The great rebellion of summer 1381, driven by the mysterious general Wat Tyler and the visionary northern preacher John Ball, was one of the most astonishing events of the later Middle Ages. A flash rising of England’s humblest men and women against their richest and most powerful countrymen, it was organised in its early stages with military precision and ended in chaos.

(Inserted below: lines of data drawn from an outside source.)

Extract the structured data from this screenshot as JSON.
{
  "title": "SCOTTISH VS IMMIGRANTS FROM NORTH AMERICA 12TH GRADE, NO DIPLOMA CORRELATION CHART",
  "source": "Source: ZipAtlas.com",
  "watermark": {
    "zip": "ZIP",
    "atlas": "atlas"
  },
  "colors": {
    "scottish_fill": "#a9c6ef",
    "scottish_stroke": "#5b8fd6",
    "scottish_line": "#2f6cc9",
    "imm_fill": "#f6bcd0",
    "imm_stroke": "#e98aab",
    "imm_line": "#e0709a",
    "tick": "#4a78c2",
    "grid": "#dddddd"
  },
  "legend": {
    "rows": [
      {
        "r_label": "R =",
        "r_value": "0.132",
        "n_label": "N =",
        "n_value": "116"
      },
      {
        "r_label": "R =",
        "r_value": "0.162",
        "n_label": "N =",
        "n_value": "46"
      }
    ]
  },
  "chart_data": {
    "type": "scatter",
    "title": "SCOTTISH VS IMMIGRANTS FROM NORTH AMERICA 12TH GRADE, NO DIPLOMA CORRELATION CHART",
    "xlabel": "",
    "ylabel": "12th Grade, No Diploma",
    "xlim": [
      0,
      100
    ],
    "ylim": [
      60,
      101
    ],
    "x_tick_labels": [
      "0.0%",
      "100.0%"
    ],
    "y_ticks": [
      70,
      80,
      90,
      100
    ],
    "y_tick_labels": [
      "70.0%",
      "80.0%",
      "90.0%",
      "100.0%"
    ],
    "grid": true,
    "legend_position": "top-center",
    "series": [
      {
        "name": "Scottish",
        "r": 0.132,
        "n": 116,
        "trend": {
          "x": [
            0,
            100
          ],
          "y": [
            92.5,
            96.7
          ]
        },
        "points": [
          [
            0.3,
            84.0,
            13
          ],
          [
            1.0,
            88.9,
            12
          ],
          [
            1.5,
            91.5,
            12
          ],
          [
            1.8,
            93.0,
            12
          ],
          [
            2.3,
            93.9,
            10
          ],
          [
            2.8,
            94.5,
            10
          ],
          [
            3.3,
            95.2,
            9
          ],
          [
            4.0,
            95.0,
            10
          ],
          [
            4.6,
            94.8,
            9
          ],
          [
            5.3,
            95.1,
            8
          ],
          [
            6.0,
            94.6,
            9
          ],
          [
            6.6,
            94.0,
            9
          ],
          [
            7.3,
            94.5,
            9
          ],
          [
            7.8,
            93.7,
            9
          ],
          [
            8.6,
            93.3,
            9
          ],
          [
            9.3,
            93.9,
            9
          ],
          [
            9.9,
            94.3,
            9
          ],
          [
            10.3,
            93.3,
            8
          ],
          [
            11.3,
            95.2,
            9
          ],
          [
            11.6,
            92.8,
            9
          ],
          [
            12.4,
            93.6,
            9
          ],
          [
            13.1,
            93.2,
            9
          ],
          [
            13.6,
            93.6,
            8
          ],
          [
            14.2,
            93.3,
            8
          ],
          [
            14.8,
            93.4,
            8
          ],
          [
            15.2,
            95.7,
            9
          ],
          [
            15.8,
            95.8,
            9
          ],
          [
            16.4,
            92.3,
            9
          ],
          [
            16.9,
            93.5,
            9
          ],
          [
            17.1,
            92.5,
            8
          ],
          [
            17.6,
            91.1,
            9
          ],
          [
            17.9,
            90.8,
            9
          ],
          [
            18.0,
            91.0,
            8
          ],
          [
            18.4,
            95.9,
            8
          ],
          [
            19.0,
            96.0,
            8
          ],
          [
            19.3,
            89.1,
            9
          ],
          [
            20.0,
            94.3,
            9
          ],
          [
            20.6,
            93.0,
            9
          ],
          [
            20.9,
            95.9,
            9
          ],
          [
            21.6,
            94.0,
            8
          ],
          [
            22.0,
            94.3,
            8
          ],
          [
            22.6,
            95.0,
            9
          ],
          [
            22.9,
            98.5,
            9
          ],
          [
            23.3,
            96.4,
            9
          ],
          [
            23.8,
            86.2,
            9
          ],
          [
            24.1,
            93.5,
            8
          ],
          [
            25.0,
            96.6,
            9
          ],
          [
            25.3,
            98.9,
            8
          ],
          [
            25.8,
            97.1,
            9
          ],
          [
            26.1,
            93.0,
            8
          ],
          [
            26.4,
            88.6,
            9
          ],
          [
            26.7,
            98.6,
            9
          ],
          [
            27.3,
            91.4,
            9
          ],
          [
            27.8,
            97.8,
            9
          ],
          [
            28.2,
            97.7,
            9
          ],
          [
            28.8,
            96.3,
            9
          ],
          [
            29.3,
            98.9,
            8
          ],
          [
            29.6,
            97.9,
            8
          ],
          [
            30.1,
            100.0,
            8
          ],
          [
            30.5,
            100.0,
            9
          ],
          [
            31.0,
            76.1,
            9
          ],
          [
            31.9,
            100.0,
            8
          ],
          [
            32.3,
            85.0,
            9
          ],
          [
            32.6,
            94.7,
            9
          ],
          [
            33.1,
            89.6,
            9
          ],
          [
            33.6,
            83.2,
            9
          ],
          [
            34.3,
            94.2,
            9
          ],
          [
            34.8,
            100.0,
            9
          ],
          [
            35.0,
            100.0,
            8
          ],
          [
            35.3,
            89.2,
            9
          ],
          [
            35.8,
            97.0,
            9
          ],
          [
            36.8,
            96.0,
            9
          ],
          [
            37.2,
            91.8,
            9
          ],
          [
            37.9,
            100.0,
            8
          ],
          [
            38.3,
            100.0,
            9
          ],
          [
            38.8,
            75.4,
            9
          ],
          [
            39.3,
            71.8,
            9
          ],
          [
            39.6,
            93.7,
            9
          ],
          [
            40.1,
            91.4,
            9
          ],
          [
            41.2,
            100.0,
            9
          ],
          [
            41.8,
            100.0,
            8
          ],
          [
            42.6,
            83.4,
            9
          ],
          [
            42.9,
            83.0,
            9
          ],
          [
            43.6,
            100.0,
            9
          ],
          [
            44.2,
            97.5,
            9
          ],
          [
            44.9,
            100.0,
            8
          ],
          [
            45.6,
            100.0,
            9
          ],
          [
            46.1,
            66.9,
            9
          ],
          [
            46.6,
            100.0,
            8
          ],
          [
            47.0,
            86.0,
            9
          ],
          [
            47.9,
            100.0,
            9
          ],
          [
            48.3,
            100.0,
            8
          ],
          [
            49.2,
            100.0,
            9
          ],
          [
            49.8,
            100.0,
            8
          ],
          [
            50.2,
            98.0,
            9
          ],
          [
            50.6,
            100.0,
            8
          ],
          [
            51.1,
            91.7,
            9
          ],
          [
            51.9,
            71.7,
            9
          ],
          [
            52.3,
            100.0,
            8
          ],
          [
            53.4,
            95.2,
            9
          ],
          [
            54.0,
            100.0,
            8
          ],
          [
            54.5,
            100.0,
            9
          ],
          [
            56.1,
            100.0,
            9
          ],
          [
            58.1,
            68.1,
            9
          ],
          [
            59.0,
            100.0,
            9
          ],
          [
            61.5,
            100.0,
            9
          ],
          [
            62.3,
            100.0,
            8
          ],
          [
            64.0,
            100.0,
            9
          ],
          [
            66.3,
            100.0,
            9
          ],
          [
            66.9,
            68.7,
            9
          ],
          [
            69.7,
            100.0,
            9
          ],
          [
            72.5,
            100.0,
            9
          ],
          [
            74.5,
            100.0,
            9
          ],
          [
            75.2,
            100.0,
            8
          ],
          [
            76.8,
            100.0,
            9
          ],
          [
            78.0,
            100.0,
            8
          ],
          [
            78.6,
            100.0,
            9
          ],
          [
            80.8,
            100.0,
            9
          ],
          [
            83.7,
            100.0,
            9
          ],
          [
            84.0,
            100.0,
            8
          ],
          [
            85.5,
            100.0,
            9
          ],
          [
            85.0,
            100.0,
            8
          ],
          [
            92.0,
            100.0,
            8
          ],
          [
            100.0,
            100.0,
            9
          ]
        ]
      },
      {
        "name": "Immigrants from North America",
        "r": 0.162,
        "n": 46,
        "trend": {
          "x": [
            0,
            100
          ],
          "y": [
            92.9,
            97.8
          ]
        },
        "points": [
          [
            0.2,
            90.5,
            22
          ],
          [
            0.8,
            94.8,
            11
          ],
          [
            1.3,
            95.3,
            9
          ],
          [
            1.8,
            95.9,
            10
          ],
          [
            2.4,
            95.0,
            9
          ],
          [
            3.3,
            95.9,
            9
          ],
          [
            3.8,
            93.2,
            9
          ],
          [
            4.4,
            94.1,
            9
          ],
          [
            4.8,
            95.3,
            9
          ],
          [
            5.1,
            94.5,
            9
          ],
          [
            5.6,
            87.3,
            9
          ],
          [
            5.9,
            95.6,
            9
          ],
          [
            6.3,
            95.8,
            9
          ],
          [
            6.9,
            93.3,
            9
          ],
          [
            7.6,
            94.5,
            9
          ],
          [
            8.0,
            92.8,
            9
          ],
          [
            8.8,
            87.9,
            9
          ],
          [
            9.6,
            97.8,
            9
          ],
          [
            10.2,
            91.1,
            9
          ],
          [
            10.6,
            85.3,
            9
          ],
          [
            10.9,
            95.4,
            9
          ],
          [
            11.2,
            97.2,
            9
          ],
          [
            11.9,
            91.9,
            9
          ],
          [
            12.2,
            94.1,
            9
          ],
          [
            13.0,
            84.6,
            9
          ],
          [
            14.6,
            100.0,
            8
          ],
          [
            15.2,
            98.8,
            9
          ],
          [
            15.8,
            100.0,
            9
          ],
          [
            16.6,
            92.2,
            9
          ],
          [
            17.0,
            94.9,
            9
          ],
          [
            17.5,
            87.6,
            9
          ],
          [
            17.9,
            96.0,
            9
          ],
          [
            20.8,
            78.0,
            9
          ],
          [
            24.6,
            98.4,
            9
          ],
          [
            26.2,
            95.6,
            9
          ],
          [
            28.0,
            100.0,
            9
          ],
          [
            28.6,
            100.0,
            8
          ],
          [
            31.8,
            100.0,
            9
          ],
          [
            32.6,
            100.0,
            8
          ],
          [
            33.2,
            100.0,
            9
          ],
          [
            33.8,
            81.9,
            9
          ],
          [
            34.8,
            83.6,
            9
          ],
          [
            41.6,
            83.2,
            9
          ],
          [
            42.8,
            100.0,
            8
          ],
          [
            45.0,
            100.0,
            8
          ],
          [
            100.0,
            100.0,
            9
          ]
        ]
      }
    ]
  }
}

Between May and August rebellion swept through virtually the entire country. It was sparked by a series of three poll taxes, each more recklessly imposed than the last, and all played out against a background of oppressive labour laws that had been imposed to keep the rich rich and the poor poor. But more broadly the rebellion was aimed at what many ordinary people in England saw as a long and worsening period of corrupt, incompetent government and a grievous lack of social justice. Like most rebellions, it was the sum of many murky parts. There was a radical cabal at the centre proposing a total overhaul of the organisation of English government and lordship. Their zeal swept along thousands of honest but discontented working folk who agreed with the general sentiment that things, in general, ought to be better. And at the fringes there were many opportunistic plunderers, disgruntled score-settlers and the incorrigibly criminal, to whom any opportunity for violence and theft was welcome. 3
The rebellion’s focal point and moment of high drama came in London on the festival weekend of Thursday 13 to Sunday, 16 June. On that weekend a crowd of thousands, who had marched to London from the Kentish capital of Canterbury on a sort of anti-pilgrimage, joined with an excited mob drawn from the common people of the capital to demonstrate, riot and pass judgement on their rulers. They came within a whisker of taking down the entire royal government. London, which had been riven with faction and anti-government sentiment for nearly five years, collapsed into anarchy within hours of the rebels’ arrival on the south bank of the River Thames. Finding no shortage of allies within its walls, the rebels achieved in an astonishingly short time the total paralysis of government, the terrorisation of the most important men in the state and the destruction of the Savoy Palace and many other beautiful buildings. Public order dissolved, and was restored only at the highest cost to the Crown. And after a period of what amounted to military rule across London, the country remained at risk of terror from within for months, first fearing a repeat of the rebellion, and subsequently brutalised by a judicial counter-terror that lasted for most of the rest of the year. It would change the course of English history for ever.